Paltas are the exercises that develop both technical skills and the create the foundation that allows a the Indian musician to elaborate, to improvise and create the variations and permutations that are an essential part of raag delineation. They are much more than the equivalent of the scales and arpeggios that form the technical basis of western classical musical practice. They are repeated patterns, ranging from the simplest to the most complex, in twos threes fours fives sixes sevens etc and the idea is not only to create technique but to stock the mind of the student with a great fund of musical material which the player can draw upon when playing and performing.
The question is, at what stage of studies should paltas be introduced? The traditional response is, at the very beginning, and many teachers still follow this tradition, making their students begin with weeks or months of paltas, the argument being that one should have an adequately developed technique before playing any piece of music. This was also the approach followd in the west many years ago, but now, the general perception is that the student should begin with music, with melody from the very beginning, not only because it is more enjoyable and less alienating, because it encourages an immediate engagement with musical expression and values,
Following this line, the student of indian music should not then begin with an emphasis on technicalities, With the bansuri, that starting point ishould be just to able to produce a sound and cover and uncover the holes with sufficient ease, a stage usually reaches after a few weeks at most, sometimes a few days. Then immediately begin to play music,... not necessarily just raags, but also bhajans, folk songs and for children, the popular childrens songs that every child learns at school.

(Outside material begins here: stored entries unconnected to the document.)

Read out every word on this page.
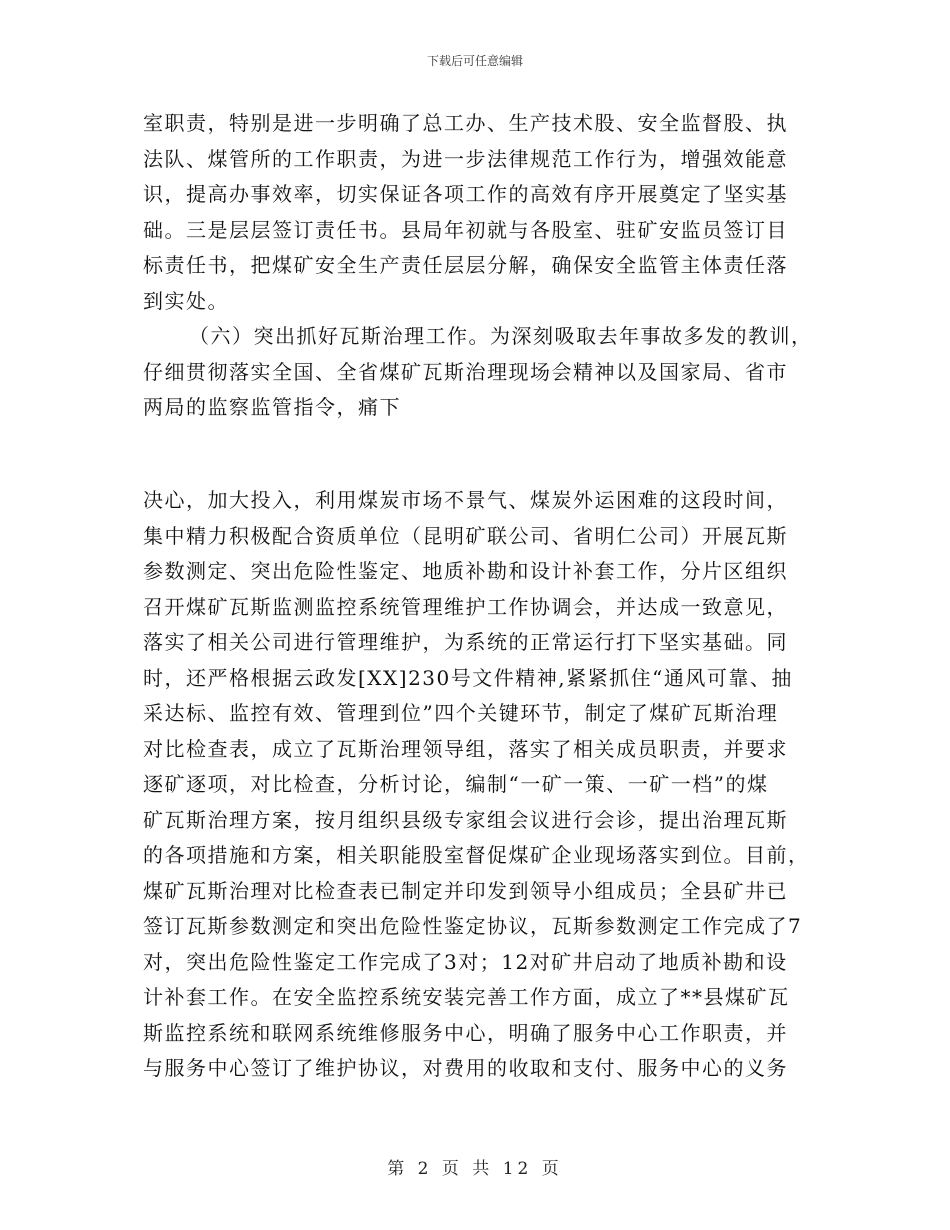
下载后可任意编辑
室职责，特别是进一步明确了总工办、生产技术股、安全监督股、执
法队、煤管所的工作职责，为进一步法律规范工作行为，增强效能意
识，提高办事效率，切实保证各项工作的高效有序开展奠定了坚实基
础。三是层层签订责任书。县局年初就与各股室、驻矿安监员签订目
标责任书，把煤矿安全生产责任层层分解，确保安全监管主体责任落
到实处。
（六）突出抓好瓦斯治理工作。为深刻吸取去年事故多发的教训，
仔细贯彻落实全国、全省煤矿瓦斯治理现场会精神以及国家局、省市
两局的监察监管指令，痛下
决心，加大投入，利用煤炭市场不景气、煤炭外运困难的这段时间，
集中精力积极配合资质单位（昆明矿联公司、省明仁公司）开展瓦斯
参数测定、突出危险性鉴定、地质补勘和设计补套工作，分片区组织
召开煤矿瓦斯监测监控系统管理维护工作协调会，并达成一致意见，
落实了相关公司进行管理维护，为系统的正常运行打下坚实基础。同
时，还严格根据云政发[XX]230号文件精神,紧紧抓住“通风可靠、抽
采达标、监控有效、管理到位”四个关键环节，制定了煤矿瓦斯治理
对比检查表，成立了瓦斯治理领导组，落实了相关成员职责，并要求
逐矿逐项，对比检查，分析讨论，编制“一矿一策、一矿一档”的煤
矿瓦斯治理方案，按月组织县级专家组会议进行会诊，提出治理瓦斯
的各项措施和方案，相关职能股室督促煤矿企业现场落实到位。目前，
煤矿瓦斯治理对比检查表已制定并印发到领导小组成员；全县矿井已
签订瓦斯参数测定和突出危险性鉴定协议，瓦斯参数测定工作完成了7
对，突出危险性鉴定工作完成了3对；12对矿井启动了地质补勘和设
计补套工作。在安全监控系统安装完善工作方面，成立了**县煤矿瓦
斯监控系统和联网系统维修服务中心，明确了服务中心工作职责，并
与服务中心签订了维护协议，对费用的收取和支付、服务中心的义务
第 2 页 共 12 页
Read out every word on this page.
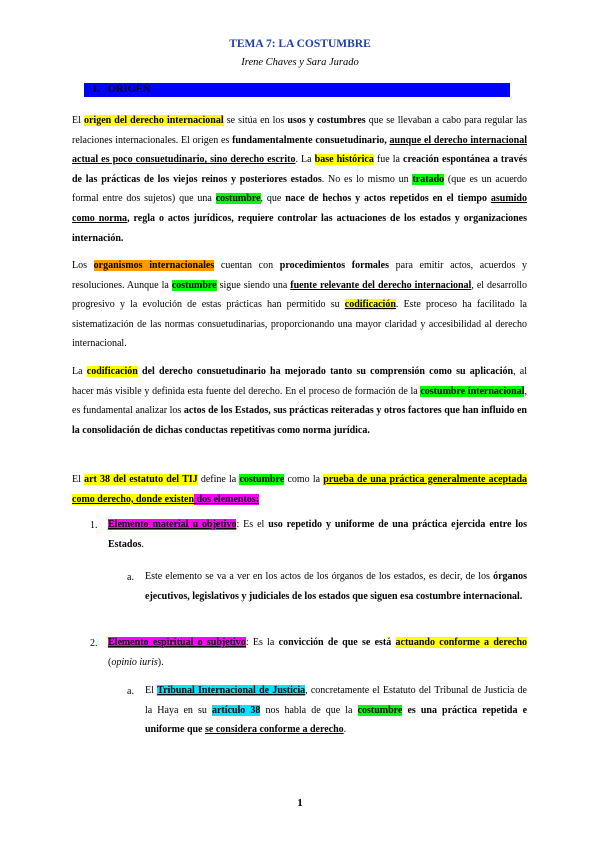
TEMA 7: LA COSTUMBRE
Irene Chaves y Sara Jurado
1. ORIGEN

El origen del derecho internacional se sitúa en los usos y costumbres que se llevaban a cabo para regular las relaciones internacionales. El origen es fundamentalmente consuetudinario, aunque el derecho internacional actual es poco consuetudinario, sino derecho escrito. La base histórica fue la creación espontánea a través de las prácticas de los viejos reinos y posteriores estados. No es lo mismo un tratado (que es un acuerdo formal entre dos sujetos) que una costumbre, que nace de hechos y actos repetidos en el tiempo asumido como norma, regla o actos jurídicos, requiere controlar las actuaciones de los estados y organizaciones internación.

Los organismos internacionales cuentan con procedimientos formales para emitir actos, acuerdos y resoluciones. Aunque la costumbre sigue siendo una fuente relevante del derecho internacional, el desarrollo progresivo y la evolución de estas prácticas han permitido su codificación. Este proceso ha facilitado la sistematización de las normas consuetudinarias, proporcionando una mayor claridad y accesibilidad al derecho internacional.

La codificación del derecho consuetudinario ha mejorado tanto su comprensión como su aplicación, al hacer más visible y definida esta fuente del derecho. En el proceso de formación de la costumbre internacional, es fundamental analizar los actos de los Estados, sus prácticas reiteradas y otros factores que han influido en la consolidación de dichas conductas repetitivas como norma jurídica.

El art 38 del estatuto del TIJ define la costumbre como la prueba de una práctica generalmente aceptada como derecho, donde existen dos elementos:

1. Elemento material u objetivo: Es el uso repetido y uniforme de una práctica ejercida entre los Estados.

a. Este elemento se va a ver en los actos de los órganos de los estados, es decir, de los órganos ejecutivos, legislativos y judiciales de los estados que siguen esa costumbre internacional.

2. Elemento espiritual o subjetivo: Es la convicción de que se está actuando conforme a derecho (opinio iuris).

a. El Tribunal Internacional de Justicia, concretamente el Estatuto del Tribunal de Justicia de la Haya en su artículo 38 nos habla de que la costumbre es una práctica repetida e uniforme que se considera conforme a derecho.

1
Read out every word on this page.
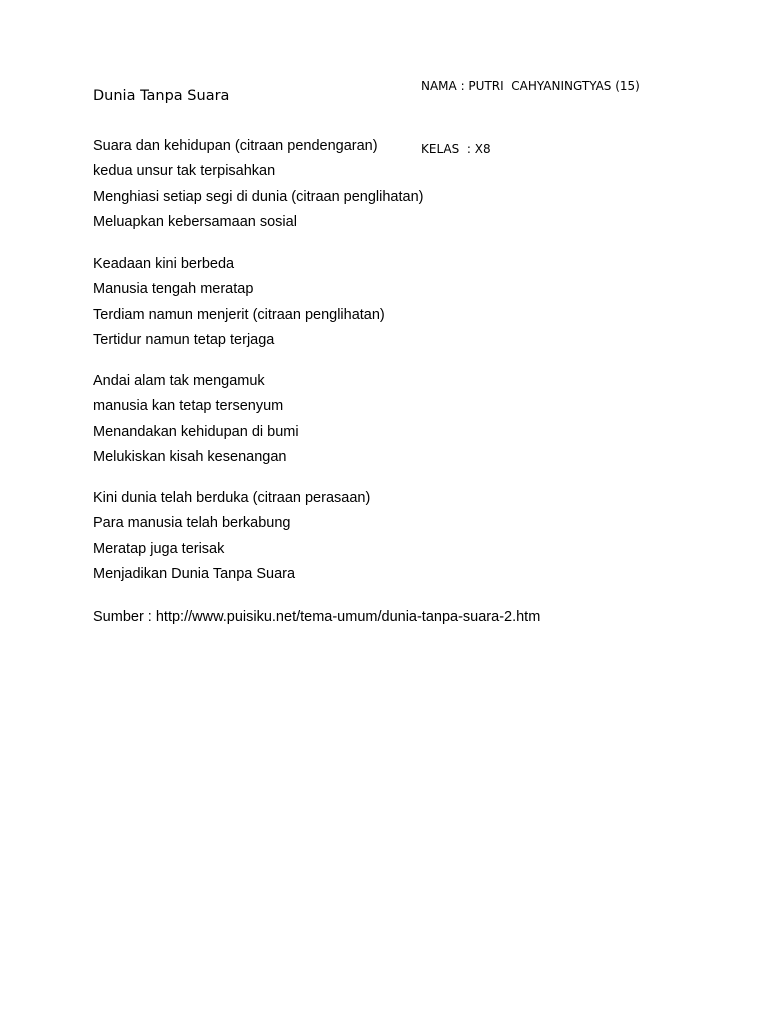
NAMA : PUTRI  CAHYANINGTYAS (15)

KELAS  : X8

Dunia Tanpa Suara
Suara dan kehidupan (citraan pendengaran)
kedua unsur tak terpisahkan
Menghiasi setiap segi di dunia (citraan penglihatan)
Meluapkan kebersamaan sosial
Keadaan kini berbeda
Manusia tengah meratap
Terdiam namun menjerit (citraan penglihatan)
Tertidur namun tetap terjaga
Andai alam tak mengamuk
manusia kan tetap tersenyum
Menandakan kehidupan di bumi
Melukiskan kisah kesenangan
Kini dunia telah berduka (citraan perasaan)
Para manusia telah berkabung
Meratap juga terisak
Menjadikan Dunia Tanpa Suara
Sumber : http://www.puisiku.net/tema-umum/dunia-tanpa-suara-2.htm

Learning indian music is invariably of two stages, first where the student plays and memorises materials given to him by the teacher and the second stage is the gradual substitution of the given material by the student’s own variations and the development of his/her improvising ability. It is at this point that the study and playing of
paltas becomes an essential part of the student’s practice.
Large amounts of mechanical repetition are less useful than a following a progam of palta practice with the challenge of a continuous change of palta type--- shape, notes, articulation, speed etc. Paltas should span the full range of the flute, and the player should develop the discipline to reproduce in every segment of the palta with the exact reproduction of every detail of pitch, speed, expression, speed, tonguing etc This is as much an exercise of concentration and mental focus as a physical exercise. The student will find that this palta material can then by incorporated into all areas of playing and performance which involve a rhythmic pulse, whether, jhor, jhalla or tanas.